Over the years, I’ve realized that keeping the portfolio slender is not necessary. But it is important to add new stocks with extra care. If any bad company creeps inside, reviewing the list will highlight the mistake. I make sure to sell them even at a break-even price.
#5. One Visual Indicator, & Final Goal
Over the years, I’ve realized that one visual indicator that’s worth tracking is CAGR (Compound annual growth rate). It can be the CAGR of the individual stocks and of the total portfolio. The ultimate goal is to keep the CAGR of my shares portfolio around 26% per annum.
I know, the expected return number is high, but it is within the practical limits. It is the reason why most of my stock picks are from the mid-cap and small-cap domains.
There is a significance of 26% per annum return. Let’s look at the below table. Rupee 100 invested for 20 years will become 10,000 at 26% per annum. Similarly, Rupees 1,00,000 will become Rs,1,00,00,000 in 20 years at 26% returns. The twenty-six percent number is acting like a 100 multiplier, in 20-Years, to the invested amount.
The above table also helped me to realize a simple but important investment lesson.
By investing continually in quality stocks will build wealth in long term.
How does the above table verify this quote?
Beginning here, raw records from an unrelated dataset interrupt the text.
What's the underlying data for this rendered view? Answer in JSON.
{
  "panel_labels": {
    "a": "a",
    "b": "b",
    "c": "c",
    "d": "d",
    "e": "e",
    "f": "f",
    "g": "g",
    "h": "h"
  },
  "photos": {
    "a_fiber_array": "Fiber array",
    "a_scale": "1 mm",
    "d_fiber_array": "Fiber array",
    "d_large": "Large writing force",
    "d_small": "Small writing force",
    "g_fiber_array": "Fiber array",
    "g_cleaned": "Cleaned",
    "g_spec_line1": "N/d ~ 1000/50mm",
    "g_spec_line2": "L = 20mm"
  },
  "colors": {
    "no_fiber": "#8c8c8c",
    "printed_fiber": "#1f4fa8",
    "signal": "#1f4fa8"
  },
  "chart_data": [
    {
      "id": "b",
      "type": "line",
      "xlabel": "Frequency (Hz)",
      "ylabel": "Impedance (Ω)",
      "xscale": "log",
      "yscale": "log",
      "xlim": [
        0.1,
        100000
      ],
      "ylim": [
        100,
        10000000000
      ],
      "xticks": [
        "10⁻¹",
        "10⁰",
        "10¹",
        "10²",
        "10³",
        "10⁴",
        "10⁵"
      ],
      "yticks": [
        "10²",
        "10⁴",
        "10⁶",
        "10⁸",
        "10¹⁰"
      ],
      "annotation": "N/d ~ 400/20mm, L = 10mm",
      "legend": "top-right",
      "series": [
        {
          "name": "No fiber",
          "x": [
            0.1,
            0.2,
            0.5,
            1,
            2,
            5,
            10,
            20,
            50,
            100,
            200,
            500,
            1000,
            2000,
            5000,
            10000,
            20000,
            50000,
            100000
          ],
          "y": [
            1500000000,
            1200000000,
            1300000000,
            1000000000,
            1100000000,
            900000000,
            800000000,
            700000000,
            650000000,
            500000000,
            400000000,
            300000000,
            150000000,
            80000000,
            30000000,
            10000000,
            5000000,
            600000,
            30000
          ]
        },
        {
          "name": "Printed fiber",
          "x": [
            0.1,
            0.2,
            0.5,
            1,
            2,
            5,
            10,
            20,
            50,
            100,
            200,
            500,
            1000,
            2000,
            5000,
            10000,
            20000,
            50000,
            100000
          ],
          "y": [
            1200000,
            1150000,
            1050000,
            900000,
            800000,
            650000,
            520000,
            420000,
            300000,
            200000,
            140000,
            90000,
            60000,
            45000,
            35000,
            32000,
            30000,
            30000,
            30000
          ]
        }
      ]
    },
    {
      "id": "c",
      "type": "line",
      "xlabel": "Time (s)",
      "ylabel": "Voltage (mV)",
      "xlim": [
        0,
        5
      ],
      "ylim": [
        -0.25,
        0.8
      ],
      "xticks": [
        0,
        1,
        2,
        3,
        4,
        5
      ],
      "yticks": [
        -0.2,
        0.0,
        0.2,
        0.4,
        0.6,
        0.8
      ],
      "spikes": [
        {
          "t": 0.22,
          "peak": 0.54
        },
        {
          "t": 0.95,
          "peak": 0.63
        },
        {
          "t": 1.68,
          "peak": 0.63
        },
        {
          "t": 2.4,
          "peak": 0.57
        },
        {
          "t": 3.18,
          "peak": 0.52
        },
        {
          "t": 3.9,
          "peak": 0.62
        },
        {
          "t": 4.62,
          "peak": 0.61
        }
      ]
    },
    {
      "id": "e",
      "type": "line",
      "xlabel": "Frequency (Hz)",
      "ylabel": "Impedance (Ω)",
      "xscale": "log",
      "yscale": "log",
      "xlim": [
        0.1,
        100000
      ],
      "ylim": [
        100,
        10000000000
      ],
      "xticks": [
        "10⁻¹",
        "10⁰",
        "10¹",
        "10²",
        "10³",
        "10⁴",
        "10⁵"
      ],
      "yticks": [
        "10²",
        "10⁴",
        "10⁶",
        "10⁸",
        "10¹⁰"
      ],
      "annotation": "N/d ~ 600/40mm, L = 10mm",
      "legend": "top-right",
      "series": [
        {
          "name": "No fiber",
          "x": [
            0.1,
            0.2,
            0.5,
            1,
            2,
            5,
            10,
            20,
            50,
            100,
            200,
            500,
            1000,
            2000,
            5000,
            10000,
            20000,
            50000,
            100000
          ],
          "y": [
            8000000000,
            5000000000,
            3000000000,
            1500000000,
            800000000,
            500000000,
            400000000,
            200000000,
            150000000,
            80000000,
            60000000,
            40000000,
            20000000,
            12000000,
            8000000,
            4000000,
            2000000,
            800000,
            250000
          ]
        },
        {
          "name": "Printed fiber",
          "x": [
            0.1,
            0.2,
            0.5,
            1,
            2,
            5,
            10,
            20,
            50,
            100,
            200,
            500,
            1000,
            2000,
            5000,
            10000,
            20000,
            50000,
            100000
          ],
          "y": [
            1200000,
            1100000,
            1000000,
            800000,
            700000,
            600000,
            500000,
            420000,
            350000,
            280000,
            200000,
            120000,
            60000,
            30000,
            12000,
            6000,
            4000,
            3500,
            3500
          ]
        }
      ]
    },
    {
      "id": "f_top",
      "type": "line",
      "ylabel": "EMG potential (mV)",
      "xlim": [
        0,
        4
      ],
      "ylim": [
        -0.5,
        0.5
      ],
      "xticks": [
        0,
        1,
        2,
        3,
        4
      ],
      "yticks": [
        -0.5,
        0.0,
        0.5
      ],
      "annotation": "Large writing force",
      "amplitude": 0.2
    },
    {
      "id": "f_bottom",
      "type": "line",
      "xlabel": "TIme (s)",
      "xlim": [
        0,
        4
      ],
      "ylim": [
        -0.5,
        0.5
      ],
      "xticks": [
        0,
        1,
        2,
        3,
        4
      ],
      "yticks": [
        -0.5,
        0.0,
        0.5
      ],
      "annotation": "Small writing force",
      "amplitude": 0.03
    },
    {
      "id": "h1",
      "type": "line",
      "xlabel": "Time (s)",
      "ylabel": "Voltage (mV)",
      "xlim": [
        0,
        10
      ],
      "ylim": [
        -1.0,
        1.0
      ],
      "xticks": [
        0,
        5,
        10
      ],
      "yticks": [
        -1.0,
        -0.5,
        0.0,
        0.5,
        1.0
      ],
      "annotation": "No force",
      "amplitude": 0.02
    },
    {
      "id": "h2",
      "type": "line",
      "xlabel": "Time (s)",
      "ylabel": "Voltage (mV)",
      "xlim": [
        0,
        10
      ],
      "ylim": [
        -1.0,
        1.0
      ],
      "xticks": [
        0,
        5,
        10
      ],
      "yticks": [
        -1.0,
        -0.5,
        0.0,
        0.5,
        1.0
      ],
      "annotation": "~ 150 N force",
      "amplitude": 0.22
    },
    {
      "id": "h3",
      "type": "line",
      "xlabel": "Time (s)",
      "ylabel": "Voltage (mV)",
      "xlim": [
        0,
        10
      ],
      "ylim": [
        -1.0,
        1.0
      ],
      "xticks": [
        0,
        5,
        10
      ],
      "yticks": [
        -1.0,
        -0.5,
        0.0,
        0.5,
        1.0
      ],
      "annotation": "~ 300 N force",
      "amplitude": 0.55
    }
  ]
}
Allow me to explain it visually.
- Investing Continually: The heavier will be the invested corpus, the bigger the portfolio will grow over thime. It happens due to the power of compounding. How to do it? By investing continually. I do it by always keeping my investible savings reasonably funded.
- Quality Stocks: This realization is easy. Investing only in quality stocks will yield the expected returns of 26% per annum. So, the focus on fundamental analysis and price valuations cannot be avoided.
- Wealth Building: The present value of the shares portfolio represents wealth. Ultimately everythig is done here is for the purpose of wealth building. Investing continually in quality stocks will surely build wealth in long-term (20-Years).
After 5-10 years, the investor bothers less about individual stocks in the portfolio. The charm is more about the overall performance of the whole portfolio.
I hope you liked my thoughts and realizations about the stock portfolio.
Keep reading and have a happy investing.